Il demanda un gommage et un massage. Je quittais le comptoir, et l’engageai à me suivre. Mon coeur bâtait vite. C’était la première fois que je rencontrais cet individu mais je le désirais comme si je n’avais attendu que lui. C’était plus fort qu’un coup de foudre ; c’était une évidence qui se présentait.
Il y avait de la douceur derrière sa barbe du jour. Il semblait vif et sensible malgré ces traits tendus. Ses cheveux sombres s’aplatissaient sur son crâne. Il portait un gros blouson de cuir un peu élimé et un jean. Je crus déceler sur son visage un certain émoi.

Je l’accompagnai aux vestiaires en passant par le salon de repos, lui donnai peignoir, serviettes et chaussons, lui indiquai les douches et toilettes et l’accès au hammam lui précisant que gommage et massage se pratiquaient dans la première partie du hammam et que dans seules les deux autres parties il pouvait être nu. Je tachai de ne pas trop croiser son regard cela me remuait trop, et il ne chercha pas plus le mien.
L’ayant quitté je retournai à mon poste et m’assis un instant. L’émotion trop forte opprimait mon ventre. Le sentiment était difficilement exprimable par des mots, mon esprit était confus. Une seule phrase raisonnait « Vas y ! Tente. »
Je pénétrais dans la première salle du hammam et filais voir mon collègue, et m’empressais de l’informer de mon désir de m’occuper du client, le sexy, la quarantaine, brun, qui allait arriver. Non sans avoir esquissé un sourire il accepta.
L’espace était sombre et moite. Il n’y avait guère que deux clients qui profitaient du bassin. Je me fondis dans le décor, déambulai discrètement. Le parfum d’eucalyptus, se mêlait par endroit à celui des onguents. Dans l’éther voluptueux je me sentais à l’abri pour observer.
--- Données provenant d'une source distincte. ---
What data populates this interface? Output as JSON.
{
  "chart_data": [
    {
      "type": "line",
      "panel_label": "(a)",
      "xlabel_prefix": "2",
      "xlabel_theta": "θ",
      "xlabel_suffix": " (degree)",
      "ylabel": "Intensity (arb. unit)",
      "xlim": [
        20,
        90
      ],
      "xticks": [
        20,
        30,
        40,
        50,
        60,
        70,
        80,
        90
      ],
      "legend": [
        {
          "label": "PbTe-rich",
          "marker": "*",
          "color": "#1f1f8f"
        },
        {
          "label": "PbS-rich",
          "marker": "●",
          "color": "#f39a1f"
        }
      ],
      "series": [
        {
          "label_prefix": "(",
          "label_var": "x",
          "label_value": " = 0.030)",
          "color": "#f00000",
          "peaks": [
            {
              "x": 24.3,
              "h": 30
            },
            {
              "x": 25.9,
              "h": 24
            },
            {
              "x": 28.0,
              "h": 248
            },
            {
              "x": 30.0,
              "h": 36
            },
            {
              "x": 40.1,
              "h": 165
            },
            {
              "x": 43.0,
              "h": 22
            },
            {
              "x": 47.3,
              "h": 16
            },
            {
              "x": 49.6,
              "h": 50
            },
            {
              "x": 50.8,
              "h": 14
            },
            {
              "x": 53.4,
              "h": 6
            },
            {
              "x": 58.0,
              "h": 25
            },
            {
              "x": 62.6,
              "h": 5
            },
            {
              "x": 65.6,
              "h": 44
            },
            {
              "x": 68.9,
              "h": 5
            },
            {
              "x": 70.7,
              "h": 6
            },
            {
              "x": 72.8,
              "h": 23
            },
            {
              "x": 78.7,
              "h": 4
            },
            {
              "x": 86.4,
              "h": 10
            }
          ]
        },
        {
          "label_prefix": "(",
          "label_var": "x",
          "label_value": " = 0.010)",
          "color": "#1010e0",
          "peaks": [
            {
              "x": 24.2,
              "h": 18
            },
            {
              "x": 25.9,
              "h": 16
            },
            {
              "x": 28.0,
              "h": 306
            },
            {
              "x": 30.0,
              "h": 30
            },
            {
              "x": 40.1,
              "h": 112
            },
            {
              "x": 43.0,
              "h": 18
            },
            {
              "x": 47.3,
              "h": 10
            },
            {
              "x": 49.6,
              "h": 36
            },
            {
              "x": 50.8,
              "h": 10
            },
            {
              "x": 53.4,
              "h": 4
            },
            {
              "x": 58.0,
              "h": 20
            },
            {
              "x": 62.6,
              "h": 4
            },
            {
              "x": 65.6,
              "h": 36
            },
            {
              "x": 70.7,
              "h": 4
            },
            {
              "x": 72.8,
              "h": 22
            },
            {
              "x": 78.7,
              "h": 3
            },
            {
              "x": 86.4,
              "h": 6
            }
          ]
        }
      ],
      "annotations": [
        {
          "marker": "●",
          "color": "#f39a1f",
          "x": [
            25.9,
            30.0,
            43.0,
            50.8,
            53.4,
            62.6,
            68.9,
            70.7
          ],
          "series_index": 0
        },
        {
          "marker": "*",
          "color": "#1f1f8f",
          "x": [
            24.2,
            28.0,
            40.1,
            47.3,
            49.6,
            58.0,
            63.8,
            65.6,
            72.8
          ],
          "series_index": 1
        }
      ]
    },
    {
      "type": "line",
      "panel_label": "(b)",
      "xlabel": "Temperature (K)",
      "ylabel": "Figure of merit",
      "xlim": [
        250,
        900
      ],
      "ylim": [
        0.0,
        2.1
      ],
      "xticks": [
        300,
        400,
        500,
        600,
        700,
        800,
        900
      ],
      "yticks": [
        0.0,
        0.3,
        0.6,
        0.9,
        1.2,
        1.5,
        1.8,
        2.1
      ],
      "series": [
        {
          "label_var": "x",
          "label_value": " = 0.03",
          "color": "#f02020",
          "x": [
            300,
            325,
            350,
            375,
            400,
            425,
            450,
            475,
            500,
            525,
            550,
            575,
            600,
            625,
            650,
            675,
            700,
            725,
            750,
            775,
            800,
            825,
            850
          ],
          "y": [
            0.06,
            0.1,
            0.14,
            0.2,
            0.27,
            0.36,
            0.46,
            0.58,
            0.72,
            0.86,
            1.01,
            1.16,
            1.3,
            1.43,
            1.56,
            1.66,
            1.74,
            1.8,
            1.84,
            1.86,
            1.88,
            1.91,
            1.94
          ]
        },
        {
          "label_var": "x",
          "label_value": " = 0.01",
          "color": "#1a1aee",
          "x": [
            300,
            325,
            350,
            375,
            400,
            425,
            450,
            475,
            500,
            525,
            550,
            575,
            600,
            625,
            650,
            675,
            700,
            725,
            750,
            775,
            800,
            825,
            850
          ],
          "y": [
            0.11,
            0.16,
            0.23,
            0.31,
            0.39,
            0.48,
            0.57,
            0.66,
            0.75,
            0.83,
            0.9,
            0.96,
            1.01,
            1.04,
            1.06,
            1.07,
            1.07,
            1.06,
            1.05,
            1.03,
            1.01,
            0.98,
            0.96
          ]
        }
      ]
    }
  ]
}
Je le vis entrer. Il portait noué à la taille un pagne de coton fin. Sa démarche était assurée, son torse vigoureux, ses bras étaient souples, ornés d’épaules élargies par la force de l’âge, et ses fesses rebondies. Ses muscles ne saillaient pas mais il dégageait de la puissance.
Il s’allongea sur le carrelage, sur le dos, un genou plié. Se dévoila devant moi ces jambes brunes aux chevilles robustes. La cuisse assez épaisse, presque nue, offrait à mon point de vue ce qu’il fallait pour attiser la curiosité. La toison de son buste dessinait un chemin soyeux propice à l’exploration. Mon regard s’imprégnait de lui. Je pouvais envisager quelles parties de son corps j’allais effleurer ou assouplir. Quelles parties allaient m’enivrer ou m’embraser.
Dans la moiteur son corps commençait à luire, son pagne s’humidifiait, le pubis transparaissait. Je me fantasmais en goutte de sueur perlant de sa gorge, me frayant un chemin sur son torse et par le rythme lent de sa respiration m’immiscer dans son bas ventre. Mon voyage s’interrompit il se leva, et partit dans les parties plus chaudes.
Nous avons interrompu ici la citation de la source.